Reputation: 303371
Consider the following code that is intended to round numbers to the nearest one-hundredth and serialize the result to JSON:
require 'json'
def round_to_nearest( value, precision )
(value/precision).round * precision
end
a = [1.391332, 0.689993, 4.84678]
puts a.map{ |n| round_to_nearest(n,0.01) }.to_json
#=> [1.3900000000000001,0.6900000000000001,4.8500000000000005]
Is there a way to use JSON to serialize all numbers with a specific level of precision?
a.map{ ... }.to_json( numeric_decimals:2 )
#=> [1.39,0.69,4.85]
This could be either with the Ruby built-in JSON library or another JSON gem.
Edit: As noted in comments to answers below, I'm looking for a general solution to all JSON serialization for arbitrary data that includes numbers, not specifically a flat array of numbers.
Note that the above problem can be fixed in this specific case by rewriting the method:
def round_to_nearest( value, precision )
factor = 1/precision
(value*factor).round.to_f / factor
end
...but this does not solve the general desire to force a precision level during serialization.
Upvotes: 5
Views: 4736
Reputation: 303371
Since the built-in JSON library does not call #as_json
or #to_json
on Numerics (presumably for speed) we can use the ActiveSupport library from Rails (without needing Rails).
We do our monkey-patch delicately, so that it only takes effect when a user-specified option is passed when calling to_json
:
require 'active_support/json' # gem install activesupport
class Float
def as_json(options={})
if options[:decimals]
value = round(options[:decimals])
(i=value.to_i) == value ? i : value
else
super
end
end
end
data = { key: [ [ 2.991134, 2.998531 ], ['s', 34.127876] ] }
puts data.to_json #=> {"key":[[2.991134,2.998531],["s",34.127876]]}
puts data.to_json(decimals:2) #=> {"key":[[2.99,3],["s",34.13]]}
As shown in the last example, there's a little extra code used to convert integer-valued-floats to pure integers, just so that serialization doesn't waste bytes outputting 3.00
and can instead put just 3
(the same value in JSON and JS).
Upvotes: 3
Reputation: 34206
I'd just pre-round it using ruby's built-in round method: http://www.ruby-doc.org/core-1.9.3/Float.html#method-i-round
a.map{ |n| n.round(2) }.to_json
That looks clean to me instead of getting all types of custom libraries and passing in arguments.
Edit for comment:
I know you can do that with activesupport.
# If not using rails
require 'active_support/json'
class Float
def as_json(options={})
self.round(2)
end
end
{ 'key' => [ [ 3.2342 ], ['hello', 34.1232983] ] }.to_json
# => {"key":[[3.23],["hello",34.12]]}
More exact solution: better monkey-patch
Upvotes: 3
Reputation: 160571
Because you are dealing with floating-point, I'm inclined to say to convert to strings using format strings, and pass those.

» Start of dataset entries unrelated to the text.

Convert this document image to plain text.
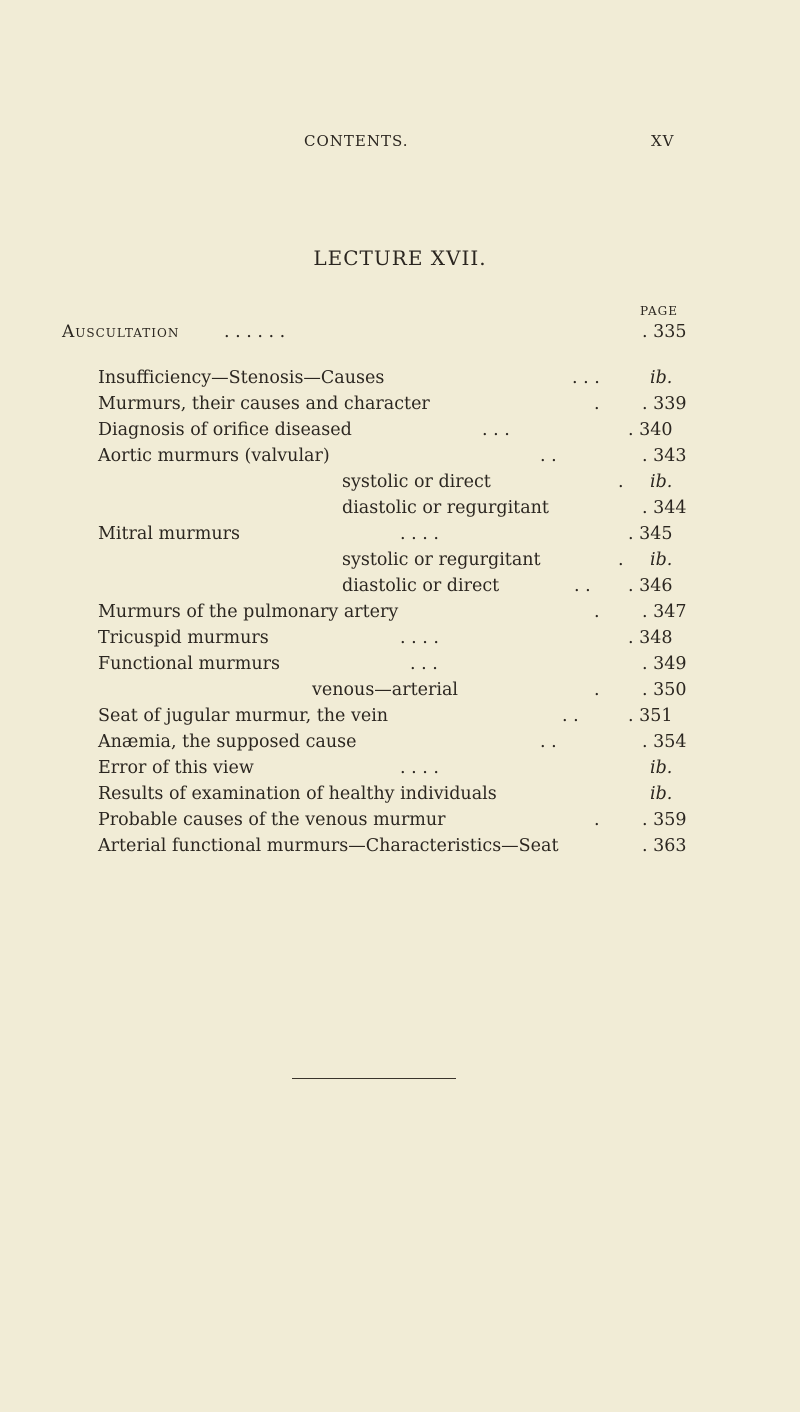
CONTENTS.	XV
LECTURE XVII.
PAGE
Auscultation	. . . . . .	. 335
Insufficiency—Stenosis—Causes	. . .	ib.
Murmurs, their causes and character	. . 339
Diagnosis of orifice diseased	. . .	. 340
Aortic murmurs (valvular)	. .	. 343
systolic or direct	. ib.
diastolic or regurgitant	. 344
Mitral murmurs	. . . .	. 345
systolic or regurgitant	. ib.
diastolic or direct	. . . 346
Murmurs of the pulmonary artery	. . 347
Tricuspid murmurs	. . . .	. 348
Functional murmurs	. . .	. 349
venous—arterial	. . 350
Seat of jugular murmur, the vein	. .	. 351
Anæmia, the supposed cause	. .	. 354
Error of this view	. . . .	ib.
Results of examination of healthy individuals	ib.
Probable causes of the venous murmur	. . 359
Arterial functional murmurs—Characteristics—Seat	. 363
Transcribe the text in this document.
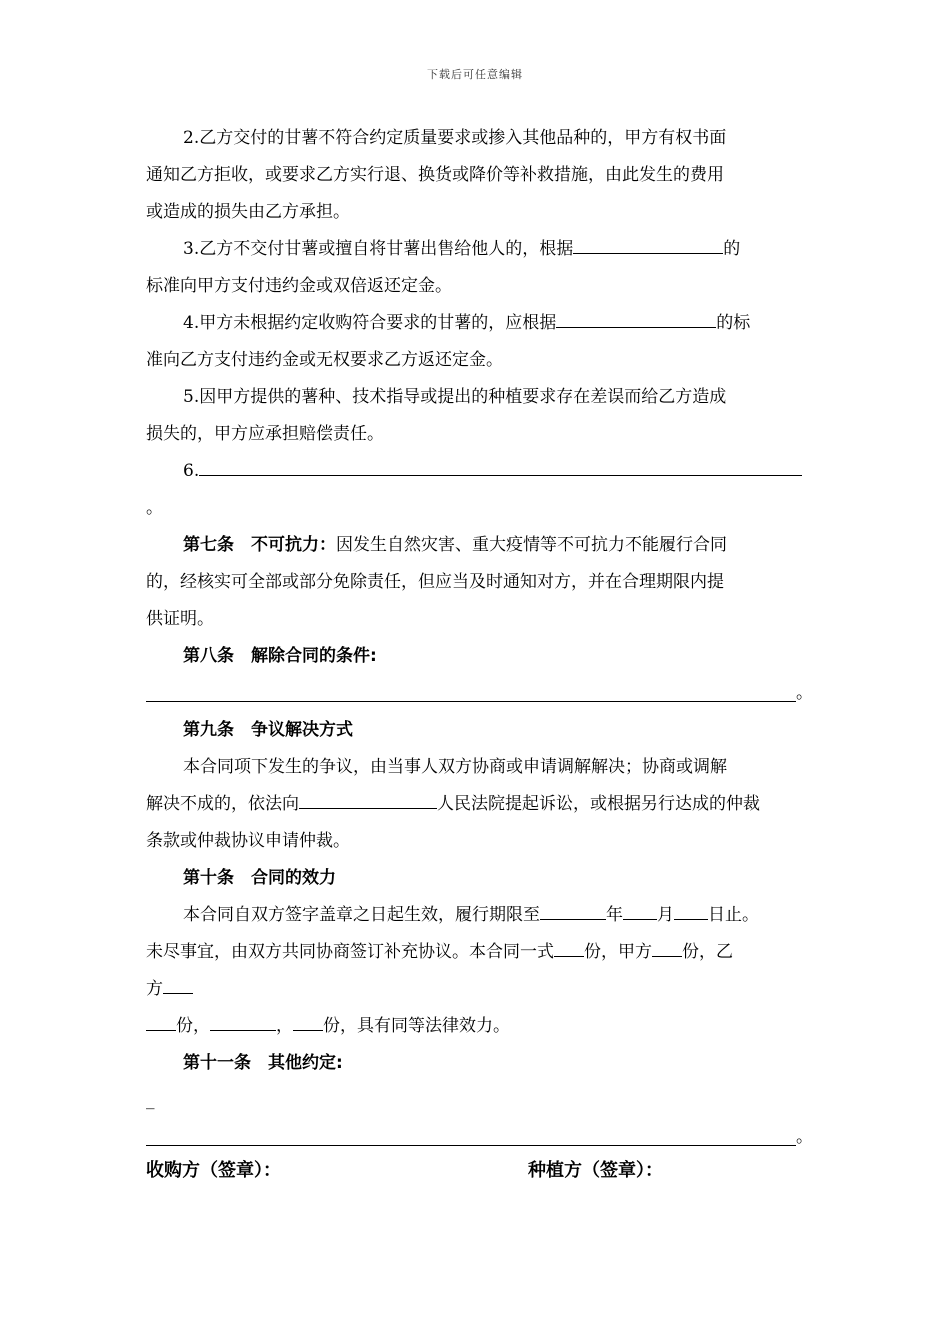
下载后可任意编辑
2.乙方交付的甘薯不符合约定质量要求或掺入其他品种的，甲方有权书面
通知乙方拒收，或要求乙方实行退、换货或降价等补救措施，由此发生的费用
或造成的损失由乙方承担。
3.乙方不交付甘薯或擅自将甘薯出售给他人的，根据	的
标准向甲方支付违约金或双倍返还定金。
4.甲方未根据约定收购符合要求的甘薯的，应根据	的标
准向乙方支付违约金或无权要求乙方返还定金。
5.因甲方提供的薯种、技术指导或提出的种植要求存在差误而给乙方造成
损失的，甲方应承担赔偿责任。
6.
。
第七条　不可抗力：因发生自然灾害、重大疫情等不可抗力不能履行合同
的，经核实可全部或部分免除责任，但应当及时通知对方，并在合理期限内提
供证明。
第八条　解除合同的条件:
。
第九条　争议解决方式
本合同项下发生的争议，由当事人双方协商或申请调解解决；协商或调解
解决不成的，依法向	人民法院提起诉讼，或根据另行达成的仲裁
条款或仲裁协议申请仲裁。
第十条　合同的效力
本合同自双方签字盖章之日起生效，履行期限至	年 月 日止。
未尽事宜，由双方共同协商签订补充协议。本合同一式 份，甲方 份，乙
方
份，	， 份，具有同等法律效力。
第十一条　其他约定:
_
。
收购方（签章）：	种植方（签章）：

They'd allow you to set the precision nicely:
a = [1.391332, 0.689993, 4.84678]
a.map{ |f| '%.2f' % f }
=> ["1.39", "0.69", "4.85"]
If you want true floats, convert them back:
a.map{ |f| ('%.2f' % f).to_f }
=> [1.39, 0.69, 4.85]
From that point you could write something to override JSON's default Array serializer, or the Float serializer, however JSON does it, with one that accepts the precision, or format-string, you want.
Just to clarify, the use of to_f
would occur before serializing, which would not bloat the resulting JSON output or force any sort of "magic" on the receiving side. Floats would transfer and be deserialized as floats:
irb(main):001:0> require 'json'
true
irb(main):002:0> a = [1.391332, 0.689993, 4.84678]
[
[0] 1.391332,
[1] 0.689993,
[2] 4.84678
]
irb(main):003:0> a.map{ |f| ('%.2f' % f).to_f }.to_json
"[1.39,0.69,4.85]"
irb(main):004:0> JSON.parse(a.map{ |f| ('%.2f' % f).to_f }.to_json)
[
[0] 1.39,
[1] 0.69,
[2] 4.85
]
Start with something like:
class Float
def to_json
('%.2f'%self).to_f
end
end
(355.0/113).to_json # => 3.14
and figure out how to apply it to an array of Floats. You'll probably need to use the pure Ruby JSON though.